Io rimango in silenzio, sopraffatta dalla sorpresa, dal ricordo, e dalla consapevolezza di essere stata davvero stupida per non essermene accorta prima.
Edmund riprende la sua spiegazione: «Abbiamo passato la nostra infanzia insieme. Poi lui si è innamorato di mia sorella e abbiamo litigato... Quando è tornato a chiedermi scusa, siccome mia sorella non poteva sopportare neppure la sua vista, e io frequentavo una compagnia di amici che a lui non piaceva, abbiamo deciso di fondare Dragonfly. In questo modo, avremmo potuto rimanere sempre in contatto, e nessuno dei due avrebbe dovuto adattarsi allo stile di vita dell'altro... Agli occhi del mondo eravamo completi sconosciuti, o, al massimo, due semplici conoscenti. In realtà, eravamo migliori amici. Ma Dragonfly non è abbastanza... per mantenere un legame così forte...».
Qui si ferma: non è più in grado di proseguire oltre. Possibile che il ricordo della dichiarazione sia ancora così vivo, anche dopo tre mesi? Possibile che l'imbarazzo sia ancora così tangibile da non permetterci di parlare come due semplici amici?
O forse si è accorto del mio sguardo acceso di speranza? Forse ha capito che io vorrei tanto tornare ad essere sua amica? Che vorrei parlare con lui senza più insultarlo ogni parola che dico, che vorrei che non ci fosse alcun imbarazzo o rancore fra di noi, che vorrei scusarmi con tutto il cuore per come l'ho trattato ingiustamente, che vorrei fargli sapere quanto aveva ragione, e quanto io, invece, avevo torto...?!
Forse non riesce a sostenere il mio sguardo, perché anche lui vorrebbe le stesse cose e teme di aver frainteso il suo significato? No...
Sicuramente, l'unico motivo del suo imbarazzo è nel ricordo ancora vivido di quella che lui considera una figuraccia e per cui io gli sono tanto grata, ovvero l'avermi detto che mi amava.
«Grazie» gli dico, con un filo di voce, perché il resto è trattenuto nella gola da un forte senso di magone che mi fa salire le lacrime agli occhi.

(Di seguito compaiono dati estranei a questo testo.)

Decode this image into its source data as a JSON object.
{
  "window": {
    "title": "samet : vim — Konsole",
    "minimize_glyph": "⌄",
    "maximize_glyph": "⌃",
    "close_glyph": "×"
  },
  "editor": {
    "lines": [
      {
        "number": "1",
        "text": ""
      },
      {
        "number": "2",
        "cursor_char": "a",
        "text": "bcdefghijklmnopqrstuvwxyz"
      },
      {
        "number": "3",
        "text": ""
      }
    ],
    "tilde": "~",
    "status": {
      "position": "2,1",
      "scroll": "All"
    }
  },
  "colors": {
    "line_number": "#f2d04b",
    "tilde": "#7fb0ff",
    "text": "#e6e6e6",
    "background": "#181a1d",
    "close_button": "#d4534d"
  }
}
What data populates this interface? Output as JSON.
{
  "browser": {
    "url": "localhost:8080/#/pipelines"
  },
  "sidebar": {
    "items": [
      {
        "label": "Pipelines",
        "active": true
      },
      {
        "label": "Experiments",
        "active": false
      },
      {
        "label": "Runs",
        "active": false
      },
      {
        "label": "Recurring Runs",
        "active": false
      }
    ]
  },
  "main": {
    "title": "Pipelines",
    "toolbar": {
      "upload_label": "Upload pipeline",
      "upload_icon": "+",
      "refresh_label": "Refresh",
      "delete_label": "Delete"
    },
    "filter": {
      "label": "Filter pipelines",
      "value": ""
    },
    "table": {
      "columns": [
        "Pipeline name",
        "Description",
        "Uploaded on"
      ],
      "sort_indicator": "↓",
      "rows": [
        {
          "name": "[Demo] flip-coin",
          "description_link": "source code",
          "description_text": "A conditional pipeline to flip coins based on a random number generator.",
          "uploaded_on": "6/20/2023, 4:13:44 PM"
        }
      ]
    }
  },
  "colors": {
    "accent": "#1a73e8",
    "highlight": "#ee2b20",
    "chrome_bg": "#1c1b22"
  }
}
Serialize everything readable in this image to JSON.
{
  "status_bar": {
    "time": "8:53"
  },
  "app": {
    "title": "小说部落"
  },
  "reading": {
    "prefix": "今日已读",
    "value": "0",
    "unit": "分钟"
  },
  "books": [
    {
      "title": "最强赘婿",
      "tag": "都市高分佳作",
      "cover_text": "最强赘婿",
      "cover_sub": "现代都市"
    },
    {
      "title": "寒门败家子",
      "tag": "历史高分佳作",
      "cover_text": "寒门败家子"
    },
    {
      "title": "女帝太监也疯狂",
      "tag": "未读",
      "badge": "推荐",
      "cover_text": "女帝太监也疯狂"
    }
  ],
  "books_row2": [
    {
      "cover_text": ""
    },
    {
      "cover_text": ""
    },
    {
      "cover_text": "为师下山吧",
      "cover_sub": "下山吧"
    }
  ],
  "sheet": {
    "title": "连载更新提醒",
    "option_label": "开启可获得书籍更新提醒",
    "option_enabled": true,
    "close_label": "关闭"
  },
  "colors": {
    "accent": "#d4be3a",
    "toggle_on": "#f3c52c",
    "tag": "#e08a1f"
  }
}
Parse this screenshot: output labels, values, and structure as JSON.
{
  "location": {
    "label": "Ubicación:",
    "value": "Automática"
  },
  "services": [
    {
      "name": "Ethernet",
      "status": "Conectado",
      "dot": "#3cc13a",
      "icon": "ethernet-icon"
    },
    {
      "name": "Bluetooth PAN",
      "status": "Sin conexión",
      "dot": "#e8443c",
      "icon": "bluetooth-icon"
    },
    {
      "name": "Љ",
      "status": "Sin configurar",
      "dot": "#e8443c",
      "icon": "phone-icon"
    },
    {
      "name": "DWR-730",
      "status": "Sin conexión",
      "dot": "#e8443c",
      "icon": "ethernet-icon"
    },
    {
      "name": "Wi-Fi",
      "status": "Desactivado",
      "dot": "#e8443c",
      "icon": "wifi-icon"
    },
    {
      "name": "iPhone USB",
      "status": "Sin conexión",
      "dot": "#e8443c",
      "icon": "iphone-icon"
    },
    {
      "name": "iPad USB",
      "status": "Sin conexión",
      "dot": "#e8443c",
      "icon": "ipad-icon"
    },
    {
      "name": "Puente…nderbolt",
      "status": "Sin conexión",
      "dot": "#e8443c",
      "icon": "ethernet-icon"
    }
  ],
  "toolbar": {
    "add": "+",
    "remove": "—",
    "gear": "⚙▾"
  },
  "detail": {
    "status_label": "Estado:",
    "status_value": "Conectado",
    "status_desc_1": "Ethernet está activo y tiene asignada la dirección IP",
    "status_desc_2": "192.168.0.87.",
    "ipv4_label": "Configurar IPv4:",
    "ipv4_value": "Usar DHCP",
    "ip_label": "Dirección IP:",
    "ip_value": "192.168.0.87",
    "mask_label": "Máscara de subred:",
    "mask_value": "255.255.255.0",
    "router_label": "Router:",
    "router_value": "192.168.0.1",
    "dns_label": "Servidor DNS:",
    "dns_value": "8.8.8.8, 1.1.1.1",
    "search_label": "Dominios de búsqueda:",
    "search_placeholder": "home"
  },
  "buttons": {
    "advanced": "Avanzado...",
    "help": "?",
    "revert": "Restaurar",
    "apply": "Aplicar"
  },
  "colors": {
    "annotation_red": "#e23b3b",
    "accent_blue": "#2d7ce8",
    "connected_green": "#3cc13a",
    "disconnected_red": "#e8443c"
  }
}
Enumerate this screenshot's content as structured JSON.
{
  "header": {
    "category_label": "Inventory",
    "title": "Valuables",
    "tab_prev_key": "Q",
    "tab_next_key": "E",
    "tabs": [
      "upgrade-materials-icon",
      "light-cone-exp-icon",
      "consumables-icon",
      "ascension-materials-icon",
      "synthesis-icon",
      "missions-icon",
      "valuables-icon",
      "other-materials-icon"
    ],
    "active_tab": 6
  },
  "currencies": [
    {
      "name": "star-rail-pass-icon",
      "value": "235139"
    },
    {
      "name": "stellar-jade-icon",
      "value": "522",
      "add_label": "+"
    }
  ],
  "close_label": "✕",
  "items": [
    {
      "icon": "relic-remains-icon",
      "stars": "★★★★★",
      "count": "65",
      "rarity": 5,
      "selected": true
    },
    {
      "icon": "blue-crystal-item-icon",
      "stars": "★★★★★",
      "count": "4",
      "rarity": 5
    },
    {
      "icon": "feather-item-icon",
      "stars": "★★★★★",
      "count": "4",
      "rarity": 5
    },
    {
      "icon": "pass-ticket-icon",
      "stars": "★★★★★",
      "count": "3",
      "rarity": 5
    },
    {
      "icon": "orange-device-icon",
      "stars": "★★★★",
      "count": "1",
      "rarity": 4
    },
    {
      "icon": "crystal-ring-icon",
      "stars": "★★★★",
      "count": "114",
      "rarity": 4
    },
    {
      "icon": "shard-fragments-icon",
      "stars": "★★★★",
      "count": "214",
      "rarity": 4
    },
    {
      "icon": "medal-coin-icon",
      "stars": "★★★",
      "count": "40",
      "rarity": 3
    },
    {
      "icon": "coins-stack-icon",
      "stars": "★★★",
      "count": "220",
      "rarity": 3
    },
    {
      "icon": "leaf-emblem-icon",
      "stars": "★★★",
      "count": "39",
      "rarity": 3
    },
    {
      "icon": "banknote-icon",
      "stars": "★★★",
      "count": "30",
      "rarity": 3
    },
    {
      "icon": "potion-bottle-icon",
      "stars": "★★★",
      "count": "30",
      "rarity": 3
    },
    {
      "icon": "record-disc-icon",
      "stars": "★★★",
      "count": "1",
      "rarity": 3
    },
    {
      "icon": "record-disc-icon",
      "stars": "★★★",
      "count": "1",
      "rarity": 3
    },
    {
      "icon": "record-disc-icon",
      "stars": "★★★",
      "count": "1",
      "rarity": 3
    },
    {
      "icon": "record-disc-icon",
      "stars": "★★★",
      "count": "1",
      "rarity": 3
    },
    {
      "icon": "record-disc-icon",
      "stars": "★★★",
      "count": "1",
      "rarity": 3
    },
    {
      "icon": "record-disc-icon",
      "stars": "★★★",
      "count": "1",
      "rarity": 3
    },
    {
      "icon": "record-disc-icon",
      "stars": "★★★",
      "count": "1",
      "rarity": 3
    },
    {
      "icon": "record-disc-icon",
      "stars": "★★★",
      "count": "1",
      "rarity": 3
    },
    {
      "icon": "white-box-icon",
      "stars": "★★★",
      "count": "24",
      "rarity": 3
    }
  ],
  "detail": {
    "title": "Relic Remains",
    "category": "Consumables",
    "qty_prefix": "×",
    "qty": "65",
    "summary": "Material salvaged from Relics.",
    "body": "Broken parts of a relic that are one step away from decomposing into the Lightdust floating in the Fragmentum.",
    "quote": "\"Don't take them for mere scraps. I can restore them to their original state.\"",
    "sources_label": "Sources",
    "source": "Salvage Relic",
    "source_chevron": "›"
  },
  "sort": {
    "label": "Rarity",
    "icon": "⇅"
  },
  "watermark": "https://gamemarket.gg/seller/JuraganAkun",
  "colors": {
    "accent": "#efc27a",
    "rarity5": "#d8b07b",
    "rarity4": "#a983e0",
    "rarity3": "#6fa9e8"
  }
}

Edmund mi guarda sorpreso.
«Di che cosa?».
«Di avermi detto tutte queste cose...».
«Niente... In fondo, era giusto che tu sapessi che Tommy è Jolly...».
«Già, mi chiedo come ho fatto a non capirlo prima».
«Non sempre si capisce ogni cosa quando si vorrebbe capirla...» dice, senza più guardarmi, e infilandosi la giacca per andarsene.
Io rimango attonita a fissarlo, sorpresa da quelle parole che racchiudono così bene in sé tutto ciò che vorrei rivelargli, cercando invano dentro di me il coraggio di rispondere...
«E ora, scusa... devo...» dice lui.
Mi mordo la lingua per impedirmi di parlare troppo. Se avesse voluto che io gli facessi le mie scuse, mi avrebbe dato il tempo di farlo: avrebbe aspettato che ci fossimo chiariti del tutto, prima di salutarmi...
«Andare, certo» concludo, dandogli esplicitamente il permesso di andarsene.
«Sì, sai, devo andare a recuperare...».
«Tua sorella, certo... A domani, Edmund».
Alza di scatto lo sguardo verso di me, con un'espressione confusa e incerta. «A... a domani» dice; e se ne va.